Investigation revealed the backups had been broken for months:

  • A schema change long ago had introduced an object the backup job's options didn't capture correctly, so recent dumps were incomplete — missing data — but the job still exited "successfully."
  • The backup files existed and were the expected size-ish, so nobody suspected anything. The job's "success" was about running, not about producing a restorable backup.
  • Because no one had ever restored a backup to verify it, the breakage was invisible. Each night produced another unusable file, and everyone's confidence grew while their actual recoverability was zero.

The result: months-old data at best, and significant permanent loss. A recoverable incident became a business catastrophe — entirely because the backups, though present, were never tested.

What should have happened

The principle from this chapter: a backup you have never restored is a hope, not a backup. The fix is a restore discipline, not just a backup one:

  1. Automated test-restores. A scheduled job that takes the latest backup, restores it to a scratch environment, and verifies it — row counts, key tables present, a checksum or smoke-test query. If the restore fails or the data looks wrong, alert immediately. This turns a silently-broken backup into a same-day alert.
  2. Monitor backup validity, not just completion. "The job ran" ≠ "the backup is restorable." Verify the output.
  3. 3-2-1 — 3 copies, 2 media, 1 off-site (and ideally immutable), so a single failure (or ransomware) can't take out both production and the backups.
  4. Document and rehearse the recovery procedure — a runbook the team has actually practiced, so recovery during a real incident is calm and fast, not improvised.

After the disaster, the company implemented automated nightly test-restores. Within weeks, the restore job caught a new backup problem — and this time it was an alert and a fix, not a catastrophe.

The analysis

  1. Backups fail silently. A backup job can "succeed" while producing an incomplete or corrupt file — misconfigured options, a schema change, a full disk, a permissions issue. The only proof a backup works is restoring it. "We have backups" is a dangerous belief without "we have tested restores."

  2. Test-restore is the single most important backup practice. It's the one habit that converts "backups exist" into "we can actually recover." Automate it, verify the data, and alert on failure — so a broken backup is caught in days, not discovered in a disaster.

  3. Monitor validity, not completion. Success of the job is not success of the backup. Verify the restored data (counts, key tables, smoke tests). A green checkmark on the cron job lulled this team for months.

  4. 3-2-1 protects against correlated failure. Backups on the same system/site as production can be lost with production (hardware failure, ransomware). Multiple copies, media, and an off-site/immutable one ensure a single event can't destroy both.

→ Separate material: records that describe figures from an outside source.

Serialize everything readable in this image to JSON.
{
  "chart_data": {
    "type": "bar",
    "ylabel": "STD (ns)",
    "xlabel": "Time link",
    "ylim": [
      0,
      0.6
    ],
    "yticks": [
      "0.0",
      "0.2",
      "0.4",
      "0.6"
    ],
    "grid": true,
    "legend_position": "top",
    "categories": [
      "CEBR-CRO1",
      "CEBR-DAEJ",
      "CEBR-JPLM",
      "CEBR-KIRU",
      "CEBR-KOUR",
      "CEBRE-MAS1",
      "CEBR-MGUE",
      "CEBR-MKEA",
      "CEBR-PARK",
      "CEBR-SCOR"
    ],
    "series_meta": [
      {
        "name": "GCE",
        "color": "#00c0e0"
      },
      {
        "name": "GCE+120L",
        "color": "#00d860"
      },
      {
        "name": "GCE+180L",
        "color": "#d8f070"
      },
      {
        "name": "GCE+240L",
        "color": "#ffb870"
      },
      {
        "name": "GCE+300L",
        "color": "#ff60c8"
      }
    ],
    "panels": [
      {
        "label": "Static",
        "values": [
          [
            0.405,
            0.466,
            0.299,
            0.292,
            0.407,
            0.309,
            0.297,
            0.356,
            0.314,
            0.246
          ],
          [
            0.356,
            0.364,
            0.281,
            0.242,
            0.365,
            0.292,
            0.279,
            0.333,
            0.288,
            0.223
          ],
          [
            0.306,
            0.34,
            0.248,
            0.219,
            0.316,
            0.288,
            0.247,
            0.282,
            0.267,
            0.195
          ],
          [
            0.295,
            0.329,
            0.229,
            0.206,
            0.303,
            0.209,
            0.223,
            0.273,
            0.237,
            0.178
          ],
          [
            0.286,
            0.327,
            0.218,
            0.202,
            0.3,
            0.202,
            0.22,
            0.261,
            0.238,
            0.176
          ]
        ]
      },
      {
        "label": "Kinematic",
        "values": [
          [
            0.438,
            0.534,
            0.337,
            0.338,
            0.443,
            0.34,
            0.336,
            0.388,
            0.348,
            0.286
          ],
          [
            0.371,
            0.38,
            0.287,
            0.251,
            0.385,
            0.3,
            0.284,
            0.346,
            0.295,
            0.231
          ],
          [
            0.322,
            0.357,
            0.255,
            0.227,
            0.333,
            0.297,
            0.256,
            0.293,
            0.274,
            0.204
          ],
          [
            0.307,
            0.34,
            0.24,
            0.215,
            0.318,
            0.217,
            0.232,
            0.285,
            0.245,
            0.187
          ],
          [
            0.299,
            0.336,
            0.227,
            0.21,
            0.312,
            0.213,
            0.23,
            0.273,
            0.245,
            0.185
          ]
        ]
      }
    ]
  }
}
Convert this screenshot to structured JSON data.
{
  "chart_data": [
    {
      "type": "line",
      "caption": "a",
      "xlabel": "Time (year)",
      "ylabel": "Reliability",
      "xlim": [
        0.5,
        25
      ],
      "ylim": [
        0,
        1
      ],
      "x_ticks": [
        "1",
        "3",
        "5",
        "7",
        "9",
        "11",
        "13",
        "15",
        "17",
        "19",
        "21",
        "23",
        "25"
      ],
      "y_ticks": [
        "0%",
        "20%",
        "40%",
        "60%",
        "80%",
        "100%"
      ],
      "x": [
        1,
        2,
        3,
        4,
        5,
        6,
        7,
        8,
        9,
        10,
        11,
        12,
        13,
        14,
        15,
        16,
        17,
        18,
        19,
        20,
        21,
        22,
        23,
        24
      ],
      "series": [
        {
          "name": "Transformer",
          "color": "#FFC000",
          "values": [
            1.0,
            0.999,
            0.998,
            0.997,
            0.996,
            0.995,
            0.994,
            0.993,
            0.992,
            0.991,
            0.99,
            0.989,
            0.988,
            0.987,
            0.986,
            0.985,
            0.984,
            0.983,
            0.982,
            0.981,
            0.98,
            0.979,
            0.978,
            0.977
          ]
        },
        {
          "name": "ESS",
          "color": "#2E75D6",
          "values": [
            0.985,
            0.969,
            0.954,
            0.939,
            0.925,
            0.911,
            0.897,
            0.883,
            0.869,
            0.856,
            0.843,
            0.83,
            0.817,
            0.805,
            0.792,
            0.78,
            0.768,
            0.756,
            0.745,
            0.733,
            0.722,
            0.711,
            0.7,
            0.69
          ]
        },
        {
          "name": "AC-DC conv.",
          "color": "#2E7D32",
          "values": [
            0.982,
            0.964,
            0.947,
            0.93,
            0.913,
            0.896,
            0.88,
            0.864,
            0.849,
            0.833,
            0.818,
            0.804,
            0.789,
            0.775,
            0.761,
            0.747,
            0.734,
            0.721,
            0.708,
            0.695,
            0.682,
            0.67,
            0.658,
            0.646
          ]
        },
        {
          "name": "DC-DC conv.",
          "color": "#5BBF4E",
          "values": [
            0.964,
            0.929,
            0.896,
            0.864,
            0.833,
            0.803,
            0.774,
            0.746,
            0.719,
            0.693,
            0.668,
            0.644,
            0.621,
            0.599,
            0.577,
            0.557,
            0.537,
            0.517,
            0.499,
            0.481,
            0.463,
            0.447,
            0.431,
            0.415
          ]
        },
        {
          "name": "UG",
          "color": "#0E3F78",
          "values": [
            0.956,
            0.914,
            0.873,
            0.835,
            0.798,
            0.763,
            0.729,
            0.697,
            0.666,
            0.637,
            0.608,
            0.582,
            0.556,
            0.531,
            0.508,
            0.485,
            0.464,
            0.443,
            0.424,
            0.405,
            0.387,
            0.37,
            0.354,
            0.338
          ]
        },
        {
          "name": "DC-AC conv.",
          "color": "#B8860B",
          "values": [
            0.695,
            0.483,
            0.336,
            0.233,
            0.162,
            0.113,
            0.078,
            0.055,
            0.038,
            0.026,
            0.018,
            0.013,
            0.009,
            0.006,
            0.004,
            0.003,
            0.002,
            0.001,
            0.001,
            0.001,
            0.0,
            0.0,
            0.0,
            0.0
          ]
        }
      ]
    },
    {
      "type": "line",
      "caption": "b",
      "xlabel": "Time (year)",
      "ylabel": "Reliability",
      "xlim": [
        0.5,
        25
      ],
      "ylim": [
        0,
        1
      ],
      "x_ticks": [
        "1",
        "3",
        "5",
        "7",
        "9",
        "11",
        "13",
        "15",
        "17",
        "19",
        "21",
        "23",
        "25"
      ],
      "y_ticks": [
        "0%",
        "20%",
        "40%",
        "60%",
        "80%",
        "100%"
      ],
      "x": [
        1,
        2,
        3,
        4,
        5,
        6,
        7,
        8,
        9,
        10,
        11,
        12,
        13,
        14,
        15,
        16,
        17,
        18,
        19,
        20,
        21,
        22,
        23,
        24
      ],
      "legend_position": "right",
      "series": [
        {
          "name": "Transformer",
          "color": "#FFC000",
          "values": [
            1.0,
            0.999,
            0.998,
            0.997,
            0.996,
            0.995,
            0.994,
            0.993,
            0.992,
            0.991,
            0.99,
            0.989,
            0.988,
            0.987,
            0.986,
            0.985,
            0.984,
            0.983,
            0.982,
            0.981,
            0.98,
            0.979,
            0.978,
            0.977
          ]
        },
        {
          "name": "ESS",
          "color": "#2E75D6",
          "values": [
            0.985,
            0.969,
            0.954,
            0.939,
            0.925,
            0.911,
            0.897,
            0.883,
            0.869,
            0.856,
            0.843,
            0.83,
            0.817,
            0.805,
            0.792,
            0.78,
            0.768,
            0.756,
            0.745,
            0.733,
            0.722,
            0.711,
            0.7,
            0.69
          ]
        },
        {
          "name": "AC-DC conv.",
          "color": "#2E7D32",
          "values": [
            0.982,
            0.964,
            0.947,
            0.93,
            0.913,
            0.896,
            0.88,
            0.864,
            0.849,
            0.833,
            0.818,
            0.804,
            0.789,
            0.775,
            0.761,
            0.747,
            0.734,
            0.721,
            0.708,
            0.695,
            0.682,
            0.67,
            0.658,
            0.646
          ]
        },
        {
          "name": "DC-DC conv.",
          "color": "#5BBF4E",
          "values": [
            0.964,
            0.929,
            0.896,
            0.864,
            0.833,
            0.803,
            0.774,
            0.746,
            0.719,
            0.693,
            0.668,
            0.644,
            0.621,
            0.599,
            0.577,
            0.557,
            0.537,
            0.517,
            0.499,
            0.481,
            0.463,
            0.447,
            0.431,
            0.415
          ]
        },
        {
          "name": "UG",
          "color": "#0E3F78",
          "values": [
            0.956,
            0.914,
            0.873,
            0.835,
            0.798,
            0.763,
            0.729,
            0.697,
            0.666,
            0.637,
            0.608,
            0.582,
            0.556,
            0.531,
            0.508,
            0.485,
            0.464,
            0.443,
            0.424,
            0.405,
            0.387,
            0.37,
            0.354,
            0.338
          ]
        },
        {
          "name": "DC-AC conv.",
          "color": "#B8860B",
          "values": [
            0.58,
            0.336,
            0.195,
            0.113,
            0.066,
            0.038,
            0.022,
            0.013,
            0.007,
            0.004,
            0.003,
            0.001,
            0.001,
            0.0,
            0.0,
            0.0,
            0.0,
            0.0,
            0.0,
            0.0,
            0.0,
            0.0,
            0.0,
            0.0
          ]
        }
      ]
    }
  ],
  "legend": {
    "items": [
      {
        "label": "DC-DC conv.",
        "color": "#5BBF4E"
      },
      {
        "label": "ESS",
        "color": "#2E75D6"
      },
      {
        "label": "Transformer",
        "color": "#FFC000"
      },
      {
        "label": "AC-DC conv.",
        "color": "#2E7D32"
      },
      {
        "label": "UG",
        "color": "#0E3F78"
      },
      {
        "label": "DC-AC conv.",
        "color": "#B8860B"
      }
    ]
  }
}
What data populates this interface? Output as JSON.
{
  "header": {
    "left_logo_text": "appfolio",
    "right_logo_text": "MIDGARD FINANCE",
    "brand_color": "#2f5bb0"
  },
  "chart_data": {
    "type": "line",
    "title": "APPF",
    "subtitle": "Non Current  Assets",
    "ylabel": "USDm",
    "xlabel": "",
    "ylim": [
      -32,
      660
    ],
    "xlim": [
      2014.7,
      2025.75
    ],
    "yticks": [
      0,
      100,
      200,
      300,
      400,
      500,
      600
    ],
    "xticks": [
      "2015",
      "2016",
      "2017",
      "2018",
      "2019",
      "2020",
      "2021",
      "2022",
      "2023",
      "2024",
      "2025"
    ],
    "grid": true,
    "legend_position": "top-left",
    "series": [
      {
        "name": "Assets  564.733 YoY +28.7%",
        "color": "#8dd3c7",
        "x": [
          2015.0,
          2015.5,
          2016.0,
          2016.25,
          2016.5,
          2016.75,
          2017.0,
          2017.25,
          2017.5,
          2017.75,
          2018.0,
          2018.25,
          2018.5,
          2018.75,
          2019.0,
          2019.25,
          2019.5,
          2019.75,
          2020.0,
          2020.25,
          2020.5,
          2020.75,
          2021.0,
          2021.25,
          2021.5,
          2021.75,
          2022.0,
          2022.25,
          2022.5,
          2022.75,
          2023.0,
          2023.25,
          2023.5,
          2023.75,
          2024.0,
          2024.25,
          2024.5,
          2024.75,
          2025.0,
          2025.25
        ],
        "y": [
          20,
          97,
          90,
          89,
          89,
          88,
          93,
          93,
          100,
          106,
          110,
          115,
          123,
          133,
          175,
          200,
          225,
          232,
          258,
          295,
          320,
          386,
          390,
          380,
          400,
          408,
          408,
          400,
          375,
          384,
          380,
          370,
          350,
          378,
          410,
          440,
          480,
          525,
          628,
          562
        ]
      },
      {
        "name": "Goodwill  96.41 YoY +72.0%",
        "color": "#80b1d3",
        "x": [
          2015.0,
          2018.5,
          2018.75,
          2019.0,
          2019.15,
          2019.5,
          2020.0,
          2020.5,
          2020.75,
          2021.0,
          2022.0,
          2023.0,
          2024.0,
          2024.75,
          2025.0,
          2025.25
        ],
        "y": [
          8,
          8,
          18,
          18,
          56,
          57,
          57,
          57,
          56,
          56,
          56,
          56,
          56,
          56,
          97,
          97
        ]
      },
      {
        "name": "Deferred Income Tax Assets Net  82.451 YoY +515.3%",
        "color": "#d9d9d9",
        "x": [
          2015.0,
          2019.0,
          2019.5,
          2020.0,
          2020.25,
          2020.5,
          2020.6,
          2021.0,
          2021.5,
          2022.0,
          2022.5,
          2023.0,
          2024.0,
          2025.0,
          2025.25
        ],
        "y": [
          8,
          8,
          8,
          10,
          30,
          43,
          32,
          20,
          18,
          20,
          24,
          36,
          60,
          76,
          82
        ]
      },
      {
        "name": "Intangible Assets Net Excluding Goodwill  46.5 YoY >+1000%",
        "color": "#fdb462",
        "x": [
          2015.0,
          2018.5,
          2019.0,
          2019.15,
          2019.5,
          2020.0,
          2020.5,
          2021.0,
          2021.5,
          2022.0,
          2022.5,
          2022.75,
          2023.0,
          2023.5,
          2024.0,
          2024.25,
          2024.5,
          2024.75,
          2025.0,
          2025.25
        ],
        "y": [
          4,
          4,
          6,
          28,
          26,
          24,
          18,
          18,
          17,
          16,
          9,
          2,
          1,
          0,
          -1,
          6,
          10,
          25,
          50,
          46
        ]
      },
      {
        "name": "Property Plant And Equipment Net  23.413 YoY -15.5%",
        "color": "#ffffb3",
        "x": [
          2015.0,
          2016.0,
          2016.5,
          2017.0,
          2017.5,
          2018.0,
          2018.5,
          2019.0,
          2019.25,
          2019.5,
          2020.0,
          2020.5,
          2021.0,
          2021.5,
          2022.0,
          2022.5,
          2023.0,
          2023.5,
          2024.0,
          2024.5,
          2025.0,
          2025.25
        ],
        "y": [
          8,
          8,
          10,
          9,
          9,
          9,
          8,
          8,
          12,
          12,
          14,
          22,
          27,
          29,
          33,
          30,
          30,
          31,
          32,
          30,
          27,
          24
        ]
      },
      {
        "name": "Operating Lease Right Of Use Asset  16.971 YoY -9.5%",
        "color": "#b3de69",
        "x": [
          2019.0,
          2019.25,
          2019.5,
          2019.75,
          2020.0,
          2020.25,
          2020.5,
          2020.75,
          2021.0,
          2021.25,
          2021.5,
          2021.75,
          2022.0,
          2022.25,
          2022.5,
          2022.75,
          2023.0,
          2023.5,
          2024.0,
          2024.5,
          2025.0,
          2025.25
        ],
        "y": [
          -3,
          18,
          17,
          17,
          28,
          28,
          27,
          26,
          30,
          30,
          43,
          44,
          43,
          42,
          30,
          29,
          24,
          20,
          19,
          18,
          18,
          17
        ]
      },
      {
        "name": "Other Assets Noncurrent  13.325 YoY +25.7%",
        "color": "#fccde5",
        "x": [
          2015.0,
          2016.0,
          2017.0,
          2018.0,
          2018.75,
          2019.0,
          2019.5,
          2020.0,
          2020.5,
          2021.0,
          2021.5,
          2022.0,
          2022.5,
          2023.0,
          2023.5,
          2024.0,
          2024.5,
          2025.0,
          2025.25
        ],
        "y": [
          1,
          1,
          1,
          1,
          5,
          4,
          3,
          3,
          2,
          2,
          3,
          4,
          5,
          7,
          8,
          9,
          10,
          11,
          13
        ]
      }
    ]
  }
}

  5. Recovery is a rehearsed procedure. During a real incident is the worst time to figure out how to restore. A documented, practiced runbook makes recovery fast and reliable. (This connects to backups-as-security, Chapter 32.)

Discussion questions

  1. How could the backup job "succeed" every night while producing unrestorable backups?
  2. Why did the absence of test-restores make the breakage invisible for months?
  3. What's the difference between monitoring backup completion and backup validity?
  4. How does 3-2-1 protect against a scenario where production and backups are lost together?
  5. ⭐ Design an automated test-restore + alerting process. What exactly would it verify, and how often?